Newborn blood spot screening refers to tests performed on newborns shortly after birth to protect them from the dangerous effects of disorders that otherwise may not be detected for several days, months or even years. For over 50 years Missouri law has required all babies born in the state to be screened for certain metabolic, genetic, and endocrine disorders. Whether the baby is born in the hospital or at home, the newborn blood spot screening should be done between 24 and 48 hours of age. Babies who appear healthy and come from healthy families can still have serious medical conditions. Newborn screening helps health professionals identify and treat conditions before they can cause serious health problems, disability or even death. Most babies identified through newborn screening are treated early and grow up healthy.
Effective January 1, 2002, state law mandates screening the hearing of all infants born in Missouri. The purpose of the NBHP is to identify infants with hearing loss and ensure their linkage with services. Early identification and treatment of hearing loss are essential so that speech, language, and learning can develop as normally as possible.
Effective January 1, 2014, state law mandates screening all infants born in Missouri for critical congenital heart disease (CCHD) through pulse oximetry screening. CCHD is the name given to specific congenital heart defects. These defects in the heart occur before birth, cause blood to flow in an abnormal pattern, and may lead to blockage of blood flow throughout the body. If left untreated, these defects can lead to death or can cause serious developmental delay.
Pulse oximetry screening is most likely to detect seven specific CCHDs. These include: hypoplastic left heart syndrome, pulmonary atresia, tetralogy of fallot, total anomalous pulmonary venous return, transposition of the great arteries, tricuspid atresia, and truncus arterious.
The Sickle Cell Anemia Program provides information to the public and health professionals about sickle cell anemia and sickle cell trait, and promotes and provides screening, referral, counseling and follow-up services for Missouri citizens at risk for sickle cell disease.

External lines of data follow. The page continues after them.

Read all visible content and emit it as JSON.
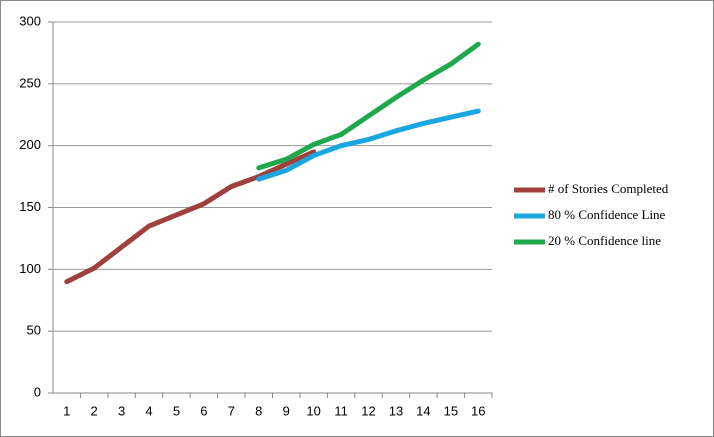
{
  "chart_data": {
    "type": "line",
    "categories": [
      "1",
      "2",
      "3",
      "4",
      "5",
      "6",
      "7",
      "8",
      "9",
      "10",
      "11",
      "12",
      "13",
      "14",
      "15",
      "16"
    ],
    "series": [
      {
        "name": "# of Stories Completed",
        "color": "#a0403d",
        "values": [
          90,
          101,
          118,
          135,
          144,
          153,
          167,
          175,
          185,
          195,
          null,
          null,
          null,
          null,
          null,
          null
        ]
      },
      {
        "name": "80 % Confidence Line",
        "color": "#1aa6e0",
        "values": [
          null,
          null,
          null,
          null,
          null,
          null,
          null,
          173,
          180,
          192,
          200,
          205,
          212,
          218,
          223,
          228
        ]
      },
      {
        "name": "20 % Confidence line",
        "color": "#1fa84b",
        "values": [
          null,
          null,
          null,
          null,
          null,
          null,
          null,
          182,
          189,
          201,
          209,
          224,
          239,
          253,
          266,
          282
        ]
      }
    ],
    "ylim": [
      0,
      300
    ],
    "yticks": [
      0,
      50,
      100,
      150,
      200,
      250,
      300
    ],
    "grid": true,
    "legend": "right"
  }
}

These treatment programs provide assistance to individuals 21 years of age and over who meet the medical and criteria. These programs provide financial assistance for outpatient and inpatient services, prescription medications, home medical equipment, blood factor products, emergency care and service coordination.
The Metabolic Formula Distribution Program assists with the purchase of prescribed dietary formula and provides an annual examination to children and adults diagnosed with medically eligible metabolic disorders such as PKU or Maple Syrup Urine Disease (MSUD).
This Registry is a passive system that identifies infants with birth defects by monitoring information submitted on the birth certificates, hospital patient abstracts, death certificates, and special health care needs information systems.
Missouri Genetic Advisory Committee
The Missouri Genetic Advisory Committee is a governor appointed advisory board, which advises the Department on the provision of genetic services. To address specific issues, the Committee has four Standing Committees: Newborn Screening, Cystic Fibrosis, Hemophilia and Sickle Cell. The Genetic Advisory Committee and Standing Committees meet at least annually to monitor, review and analyze programmatic activities.